Carmelita Kubota lives in Canyon Lake much of the year, but she also calls Japan home during the summer.
In the first two weeks after arriving in Japan at the end of May, she helped coordinate a visit by a Rotary Club from Manila, Philippines, with a Rotary Club in Japan. Carmelita has played a major role in strengthening the friendship between the two clubs since 1984.
Next up on her itinerary was her niece’s wedding, where she was the guest speaker for the reception. Afterwards, the newlyweds took Carmelita, the bride’s mother and a friend of the mother to the luxurious Onsen Resort on Izu Peninsula.

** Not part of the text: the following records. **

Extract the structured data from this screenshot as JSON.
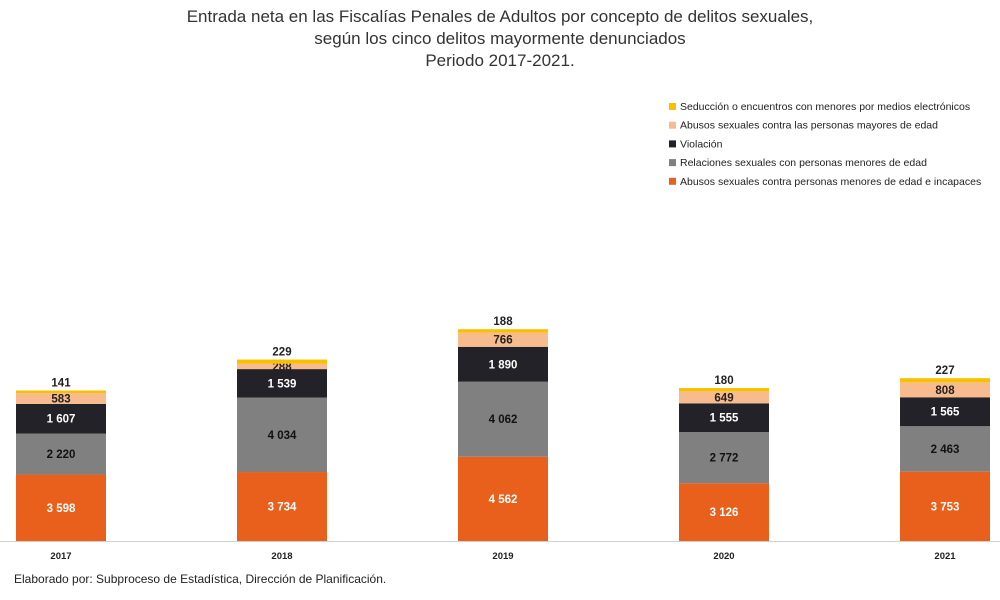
{
  "title_lines": [
    "Entrada neta en las Fiscalías Penales de Adultos por concepto de delitos sexuales,",
    "según los cinco delitos mayormente denunciados",
    "Periodo 2017-2021."
  ],
  "footer": "Elaborado por: Subproceso de Estadística, Dirección de Planificación.",
  "chart_data": {
    "type": "bar",
    "stacked": true,
    "categories": [
      "2017",
      "2018",
      "2019",
      "2020",
      "2021"
    ],
    "series": [
      {
        "name": "Abusos sexuales contra personas menores de edad e incapaces",
        "color": "#e8601c",
        "label_color": "#ffffff",
        "values": [
          3598,
          3734,
          4562,
          3126,
          3753
        ],
        "labels": [
          "3 598",
          "3 734",
          "4 562",
          "3 126",
          "3 753"
        ]
      },
      {
        "name": "Relaciones sexuales con personas menores de edad",
        "color": "#808080",
        "label_color": "#111111",
        "values": [
          2220,
          4034,
          4062,
          2772,
          2463
        ],
        "labels": [
          "2 220",
          "4 034",
          "4 062",
          "2 772",
          "2 463"
        ]
      },
      {
        "name": "Violación",
        "color": "#222228",
        "label_color": "#ffffff",
        "values": [
          1607,
          1539,
          1890,
          1555,
          1565
        ],
        "labels": [
          "1 607",
          "1 539",
          "1 890",
          "1 555",
          "1 565"
        ]
      },
      {
        "name": "Abusos sexuales contra las personas mayores de edad",
        "color": "#f7bb8d",
        "label_color": "#222222",
        "values": [
          583,
          288,
          766,
          649,
          808
        ],
        "labels": [
          "583",
          "288",
          "766",
          "649",
          "808"
        ]
      },
      {
        "name": "Seducción o encuentros con menores por medios electrónicos",
        "color": "#f7c000",
        "label_color": "#222222",
        "values": [
          141,
          229,
          188,
          180,
          227
        ],
        "labels": [
          "141",
          "229",
          "188",
          "180",
          "227"
        ]
      }
    ],
    "legend_position": "top-right",
    "grid": false
  }
}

Carmelita says, “In Japan, ‘onsen’ is a term for hot springs. As a volcanically active country, Japan has thousands of onsen scattered along its length and breadth. They traditionally were used as public bathing places and, today, they play a central role in directing Japanese domestic and international tourism, as well.”
With Japan scheduled to host the 2020 Olympics, the Japanese government aims to make tourism a major industry for Japan by encouraging foreign travelers to visit places outside metropolitan areas.

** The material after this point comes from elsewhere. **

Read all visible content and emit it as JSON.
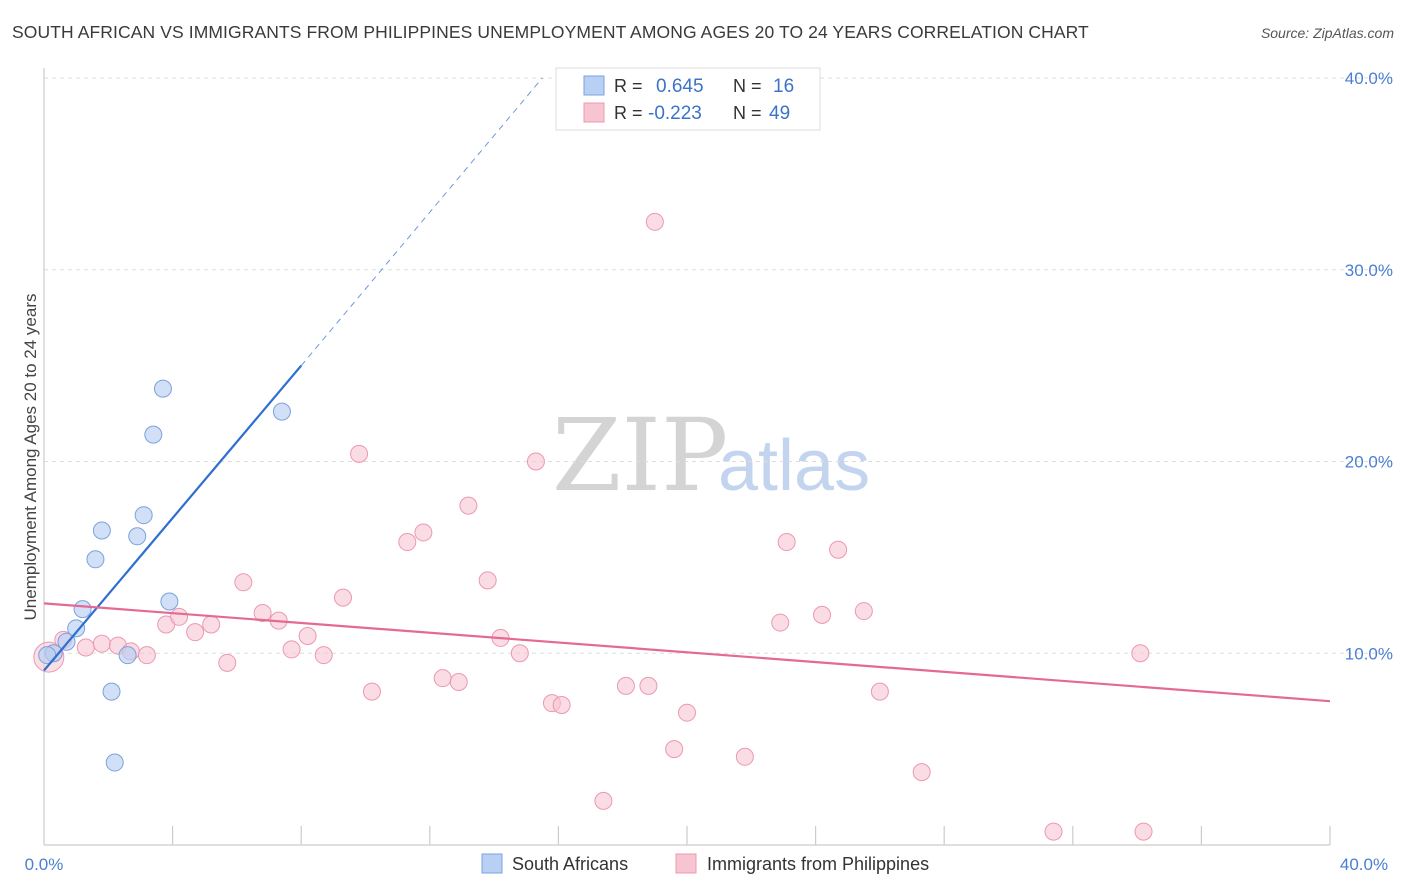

“An onsen is the place to experience, and I am fortunate indeed to be pampered in a relaxing, hot soak overlooking the panoramic view of the Suruga Bay in the open air bath – or as they say in Japanese, ‘routemburo,’” says Carmelita.
She adds that, immediately following the calming soak, a meal “delicately prepared with artistry and taste” awaited the guests in the traditional Japanese dining room. It included several courses, mostly consisting of seafood.
Before arriving at the luxury onsen, some of the wedding guests stopped at a souvenir shop to purchase gifts for friends and loved ones. “In Japan, it is customary that when you travel, it is a warm tradition to bring back home souvenirs from the place you’ve been,” says Carmelita.
On their two-hour drive home, the group stopped off to view the iconic peak for which Japan is famous: Mt. Fuji.